It must be said that in everything that was external, except her beauty, she fell short of a fastidious taste. She was intensely ignorant even for that time. She spoke in a broad Cockney dialect. She had lived the life of the Coal Yard, and, like Zola’s Nana, she could never remember the time when she had known the meaning of chastity.
Nell Gwyn was, in fact, a product of the vilest slums of London; and precisely because she was this we must set her down as intrinsically a good woman—one of the truest, frankest, and most right-minded of whom the history of such women has anything to tell. All that external circumstances could do to push her down into the mire was done; yet she was not pushed down, but emerged as one of those rare souls who have in their natures an uncontaminated spring of goodness and honesty. Unlike Barbara Villiers or Lucy Walters or Louise de Keroualle, she was neither a harpy nor a foe to England.
Charles is said first to have met her when he, incognito, with another friend, was making the rounds of the theaters at night. The king spied her glowing, nut-brown face in one of the boxes, and, forgetting his incognito, went up and joined her. She was with her protector of the time, Lord Buckhurst, who, of course, recognized his majesty.
Presently the whole party went out to a neighboring coffee-house, where they drank and ate together. When it came time to pay the reckoning the king found that he had no money, nor had his friend. Lord Buckhurst, therefore, paid the bill, while Mistress Nell jeered at the other two, saying that this was the most poverty-stricken party that she had ever met.
Charles did not lose sight of her.
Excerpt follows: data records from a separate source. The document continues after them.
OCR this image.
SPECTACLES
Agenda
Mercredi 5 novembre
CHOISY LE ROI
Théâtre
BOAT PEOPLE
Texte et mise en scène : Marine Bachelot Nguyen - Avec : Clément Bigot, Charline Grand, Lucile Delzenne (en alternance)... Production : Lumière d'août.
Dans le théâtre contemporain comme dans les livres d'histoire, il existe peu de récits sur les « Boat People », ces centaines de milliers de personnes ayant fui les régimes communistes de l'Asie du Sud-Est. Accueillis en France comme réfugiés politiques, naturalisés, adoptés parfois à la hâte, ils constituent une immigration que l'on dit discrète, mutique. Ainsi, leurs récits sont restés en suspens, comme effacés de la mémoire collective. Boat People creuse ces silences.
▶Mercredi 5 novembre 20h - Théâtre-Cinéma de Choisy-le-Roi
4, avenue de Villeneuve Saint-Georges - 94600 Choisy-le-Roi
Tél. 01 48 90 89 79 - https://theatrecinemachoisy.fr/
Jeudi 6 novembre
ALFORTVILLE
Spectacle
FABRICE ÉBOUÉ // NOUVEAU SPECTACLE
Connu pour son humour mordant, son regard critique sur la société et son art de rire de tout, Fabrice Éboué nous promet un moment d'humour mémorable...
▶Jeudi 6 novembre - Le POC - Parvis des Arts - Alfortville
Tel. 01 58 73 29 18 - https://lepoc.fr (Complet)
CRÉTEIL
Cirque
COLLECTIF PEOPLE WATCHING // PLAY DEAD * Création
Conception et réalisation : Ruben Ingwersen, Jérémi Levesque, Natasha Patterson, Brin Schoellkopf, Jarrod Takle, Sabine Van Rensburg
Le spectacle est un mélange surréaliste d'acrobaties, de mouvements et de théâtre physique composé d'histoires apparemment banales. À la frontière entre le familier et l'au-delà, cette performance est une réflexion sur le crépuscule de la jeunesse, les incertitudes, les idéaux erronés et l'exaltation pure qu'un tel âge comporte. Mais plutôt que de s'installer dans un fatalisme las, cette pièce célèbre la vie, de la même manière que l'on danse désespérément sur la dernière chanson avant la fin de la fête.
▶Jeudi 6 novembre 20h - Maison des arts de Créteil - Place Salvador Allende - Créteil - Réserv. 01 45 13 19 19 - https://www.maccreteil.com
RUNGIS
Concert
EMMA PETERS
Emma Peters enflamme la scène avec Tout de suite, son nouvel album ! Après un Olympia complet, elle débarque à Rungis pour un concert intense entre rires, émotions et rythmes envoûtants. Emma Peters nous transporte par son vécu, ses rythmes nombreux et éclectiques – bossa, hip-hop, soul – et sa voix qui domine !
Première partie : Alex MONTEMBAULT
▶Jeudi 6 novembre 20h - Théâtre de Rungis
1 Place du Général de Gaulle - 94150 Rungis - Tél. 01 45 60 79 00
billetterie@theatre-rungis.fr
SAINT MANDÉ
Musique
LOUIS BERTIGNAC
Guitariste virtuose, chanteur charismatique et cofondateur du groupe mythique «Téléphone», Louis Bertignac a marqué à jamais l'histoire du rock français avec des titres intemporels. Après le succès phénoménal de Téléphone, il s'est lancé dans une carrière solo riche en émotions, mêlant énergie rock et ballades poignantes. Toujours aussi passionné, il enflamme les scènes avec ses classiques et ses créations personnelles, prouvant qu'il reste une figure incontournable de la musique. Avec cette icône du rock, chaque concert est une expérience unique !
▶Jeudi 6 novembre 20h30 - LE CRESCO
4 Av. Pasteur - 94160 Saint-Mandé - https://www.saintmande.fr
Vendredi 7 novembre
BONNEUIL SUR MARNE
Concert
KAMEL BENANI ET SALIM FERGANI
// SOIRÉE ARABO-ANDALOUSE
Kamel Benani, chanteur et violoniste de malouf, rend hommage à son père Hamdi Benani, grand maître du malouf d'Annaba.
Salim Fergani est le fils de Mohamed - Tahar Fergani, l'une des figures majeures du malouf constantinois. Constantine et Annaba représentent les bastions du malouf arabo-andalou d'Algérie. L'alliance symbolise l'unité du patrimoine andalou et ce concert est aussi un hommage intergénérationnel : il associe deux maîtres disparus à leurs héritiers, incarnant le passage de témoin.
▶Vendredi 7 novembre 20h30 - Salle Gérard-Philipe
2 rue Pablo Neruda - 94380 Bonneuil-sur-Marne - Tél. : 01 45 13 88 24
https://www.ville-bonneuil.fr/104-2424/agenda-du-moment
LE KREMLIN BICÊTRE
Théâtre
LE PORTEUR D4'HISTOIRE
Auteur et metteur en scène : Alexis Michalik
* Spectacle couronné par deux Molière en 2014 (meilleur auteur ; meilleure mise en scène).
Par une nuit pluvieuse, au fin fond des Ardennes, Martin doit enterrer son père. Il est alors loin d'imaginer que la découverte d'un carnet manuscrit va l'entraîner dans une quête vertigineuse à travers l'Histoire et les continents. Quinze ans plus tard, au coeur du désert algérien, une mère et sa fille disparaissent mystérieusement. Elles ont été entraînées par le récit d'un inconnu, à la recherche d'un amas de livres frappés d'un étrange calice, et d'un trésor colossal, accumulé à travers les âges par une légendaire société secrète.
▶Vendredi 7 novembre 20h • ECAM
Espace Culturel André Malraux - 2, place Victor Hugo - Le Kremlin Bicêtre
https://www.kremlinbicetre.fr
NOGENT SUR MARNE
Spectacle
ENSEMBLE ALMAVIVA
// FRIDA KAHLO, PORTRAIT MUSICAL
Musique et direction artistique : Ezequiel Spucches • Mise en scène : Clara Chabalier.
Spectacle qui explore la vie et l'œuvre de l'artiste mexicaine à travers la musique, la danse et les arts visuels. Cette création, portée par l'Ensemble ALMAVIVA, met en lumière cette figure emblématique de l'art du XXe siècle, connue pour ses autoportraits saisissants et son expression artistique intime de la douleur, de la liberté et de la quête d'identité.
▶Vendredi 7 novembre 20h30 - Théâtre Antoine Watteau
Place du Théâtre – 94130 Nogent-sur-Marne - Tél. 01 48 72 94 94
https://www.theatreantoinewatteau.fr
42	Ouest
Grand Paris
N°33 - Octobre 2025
Her frankness and honest manner pleased him. There came a time when she was known to be a mistress of the king, and she bore a son, who was ennobled as the Duke of St. Albans, but who did not live to middle age. Nell Gwyn was much with Charles; and after his tempestuous scenes with Barbara Villiers, and the feeling of dishonor which the Duchess of Portsmouth made him experience, the girl’s good English bluntness was a pleasure far more rare than sentiment.
Somehow, just as the people had come to mistrust “Madam Carwell,” so they came to like Nell Gwyn. She saw enough of Charles, and she liked him well enough, to wish that he might do his duty by his people; and she alone had the boldness to speak out what she thought. One day she found him lolling in an arm-chair and complaining that the people were not satisfied.
“You can very easily satisfy them,” said Nell Gwyn. “Dismiss your women and attend to the proper business of a king.”
Again, her heart was touched at the misfortunes of the old soldiers who had fought for Charles and for his father during the Civil War, and who were now neglected, while the treasury was emptied for French favorites, and while the policy of England itself was bought and sold in France. Many and many a time, when other women of her kind used their lures to get jewels or titles or estates or actual heaps of money, Nell Gwyn besought the king to aid these needy veterans. Because of her efforts Chelsea Hospital was founded. Such money as she had she shared with the poor and with those who had fought for her royal lover.